Published online by Cambridge University Press: 05 June 2012
Internalizing Sociality
The previous chapter examined two strategies that combine the traditional atomistic individual conception with accounts of social interaction: Bénabou and Tirole by moving from their model of the self-regulating individual to their unified psychology general game-theoretic analysis and Thaler and Sunstein by explaining how rational experts seek to make Homo sapiens act like Homo economicus. This chapter examines two further behavioral economics approaches that proceed quite differently in that they inject social content and social interaction directly into the standard utility function representation of the individual: George Akerlof and Rachel Kranton’s social groups social identity analysis and the social preferences approach developed by James Andreoni, Matthew Rabin, Ernst Fehr, Klaus Schmidt, and many others. That is, rather than contextualize individuality (and subjectivity) by placing individuals in a world in which they interact with others, they internalize sociality by giving the utility function an unmistakably social dimension. Their general strategy, then, is more radical in that it contests the traditional understanding of atomism itself. How can people be atomistic individuals if they are in some fashion also social individuals? At the same time, it remains a traditional kind of strategy in that the analysis is developed within the utility function framework in which individuals’ preferences, whatever their nature, are still their own preferences.

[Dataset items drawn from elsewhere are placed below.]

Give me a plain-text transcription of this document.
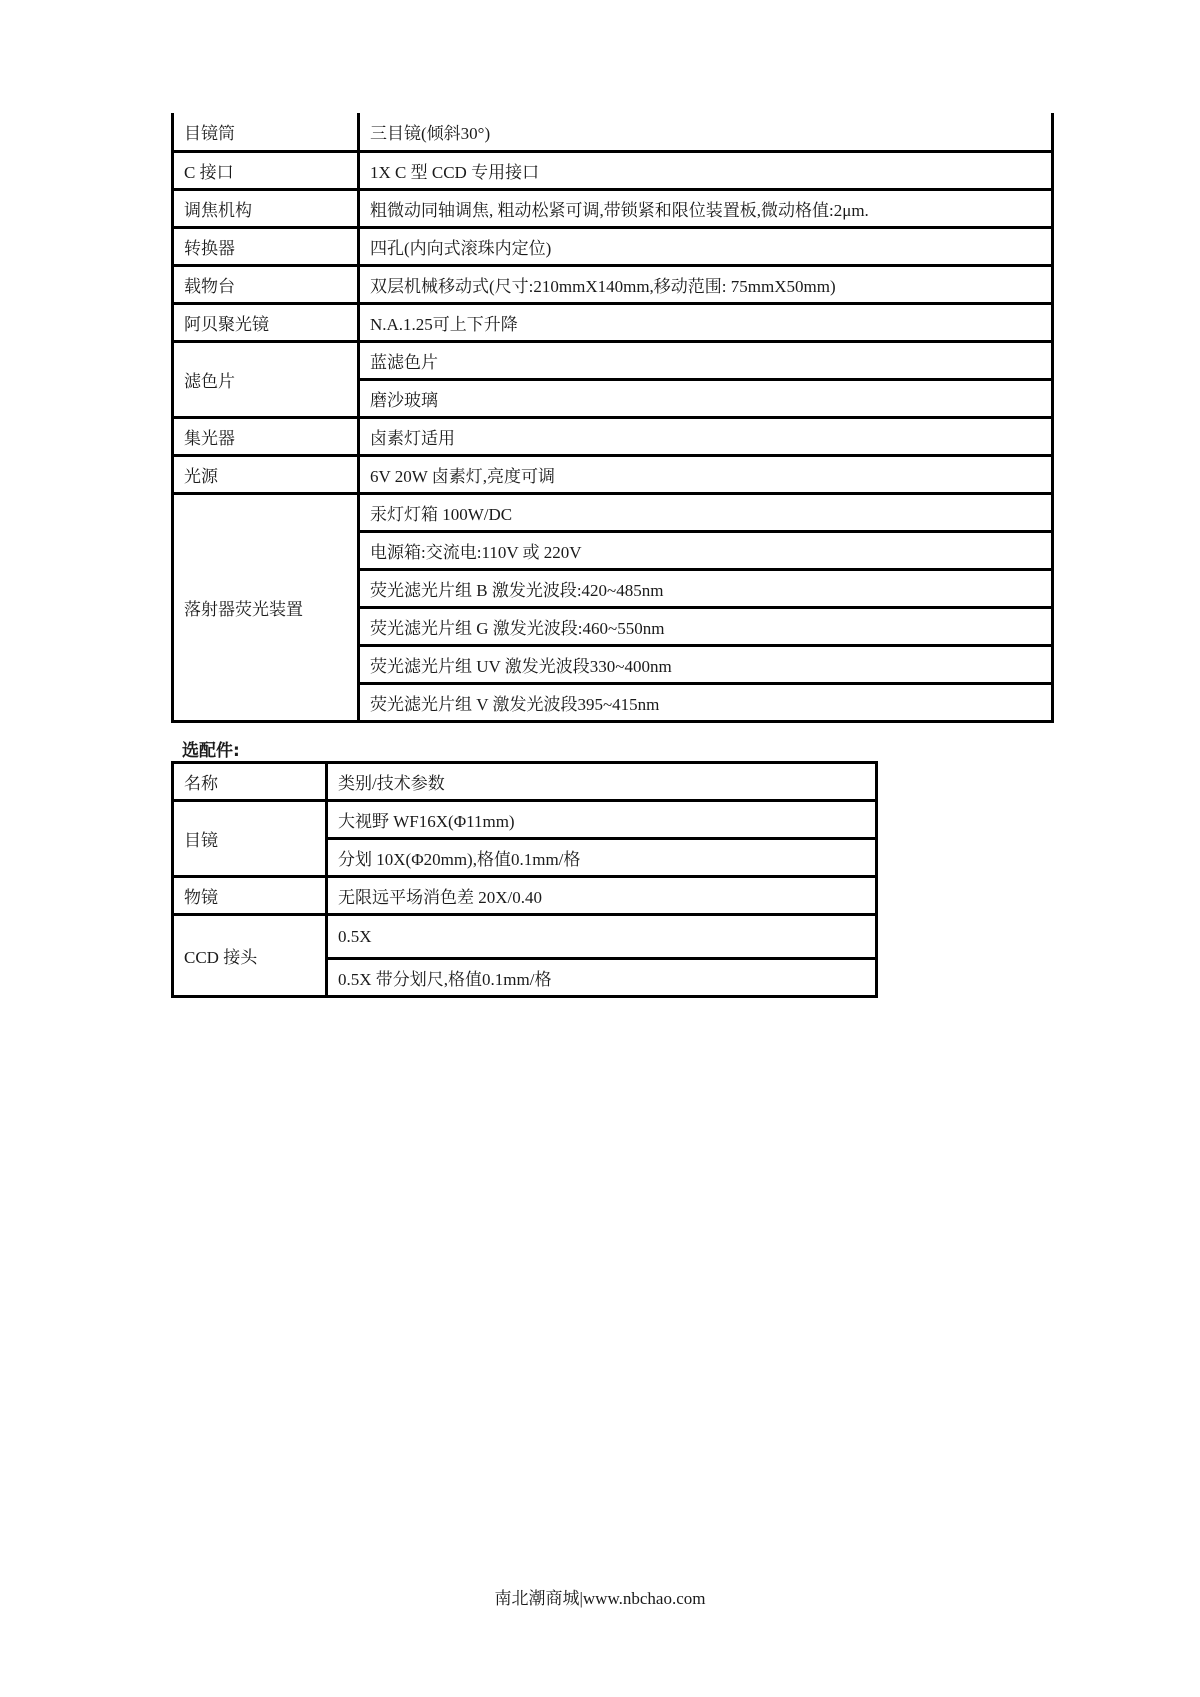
目镜筒	三目镜(倾斜30°)
C 接口	1X C 型 CCD 专用接口
调焦机构	粗微动同轴调焦, 粗动松紧可调,带锁紧和限位装置板,微动格值:2μm.
转换器	四孔(内向式滚珠内定位)
载物台	双层机械移动式(尺寸:210mmX140mm,移动范围: 75mmX50mm)
阿贝聚光镜	N.A.1.25可上下升降
滤色片	蓝滤色片
	磨沙玻璃
集光器	卤素灯适用
光源	6V 20W 卤素灯,亮度可调
落射器荧光装置	汞灯灯箱 100W/DC
	电源箱:交流电:110V 或 220V
	荧光滤光片组 B 激发光波段:420~485nm
	荧光滤光片组 G 激发光波段:460~550nm
	荧光滤光片组 UV 激发光波段330~400nm
	荧光滤光片组 V 激发光波段395~415nm
选配件:
名称	类别/技术参数
目镜	大视野 WF16X(Φ11mm)
	分划 10X(Φ20mm),格值0.1mm/格
物镜	无限远平场消色差 20X/0.40
CCD 接头	0.5X
	0.5X 带分划尺,格值0.1mm/格
南北潮商城|www.nbchao.com
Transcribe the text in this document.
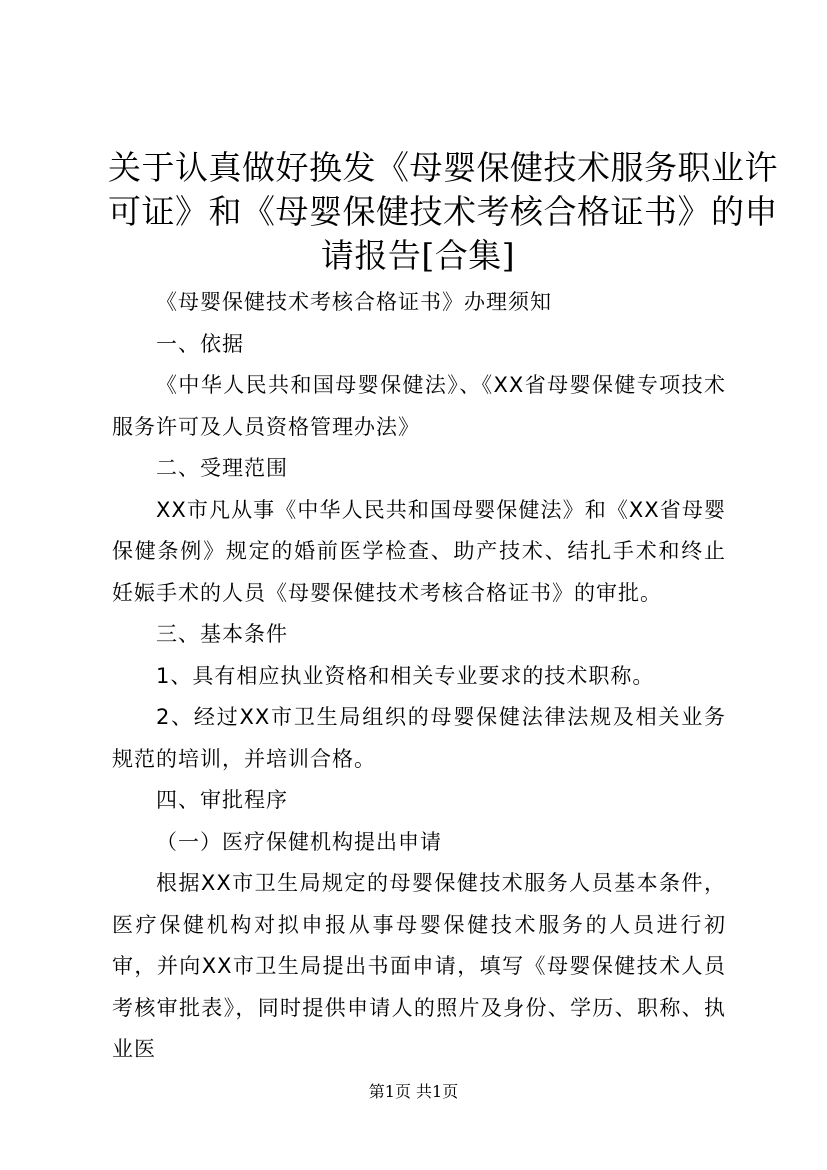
关于认真做好换发《母婴保健技术服务职业许
可证》和《母婴保健技术考核合格证书》的申
请报告[合集]

《母婴保健技术考核合格证书》办理须知

一、依据

《中华人民共和国母婴保健法》、《XX省母婴保健专项技术服务许可及人员资格管理办法》

二、受理范围

XX市凡从事《中华人民共和国母婴保健法》和《XX省母婴保健条例》规定的婚前医学检查、助产技术、结扎手术和终止妊娠手术的人员《母婴保健技术考核合格证书》的审批。

三、基本条件

1、具有相应执业资格和相关专业要求的技术职称。

2、经过XX市卫生局组织的母婴保健法律法规及相关业务规范的培训，并培训合格。

四、审批程序

（一）医疗保健机构提出申请

根据XX市卫生局规定的母婴保健技术服务人员基本条件，医疗保健机构对拟申报从事母婴保健技术服务的人员进行初审，并向XX市卫生局提出书面申请，填写《母婴保健技术人员考核审批表》，同时提供申请人的照片及身份、学历、职称、执业医

第1页 共1页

Neither of the approaches discussed in this chapter, however, is formulated as a response to the multiple selves problem, presumably because in behavioral economics that problem is generally associated with present bias and time inconsistency, and neither of these approaches is specifically concerned with that issue. However, present bias causes only one kind of multiple selves problem, specifically an intertemporal one, and this chapter will accordingly investigate how multiple selves problems resurface in two additional forms in connection with these different strategies for explaining individuals. In particular, in the Akerlof-Kranton analysis the multiple selves problem reappears in connection with individuals having multiple social group identities, whereas in social preferences analysis it arises in connection with uncertainty over whose preferences individuals serve, their own or those of others. In both cases, that is, individuals’ multiple selves are their multiple social selves. Thus, the strategy of internalizing social relationships within the utility function locates different social selves directly within individuals. The question these approaches consequently face is whether it still makes sense to say the utility function constitutes a single individual unity.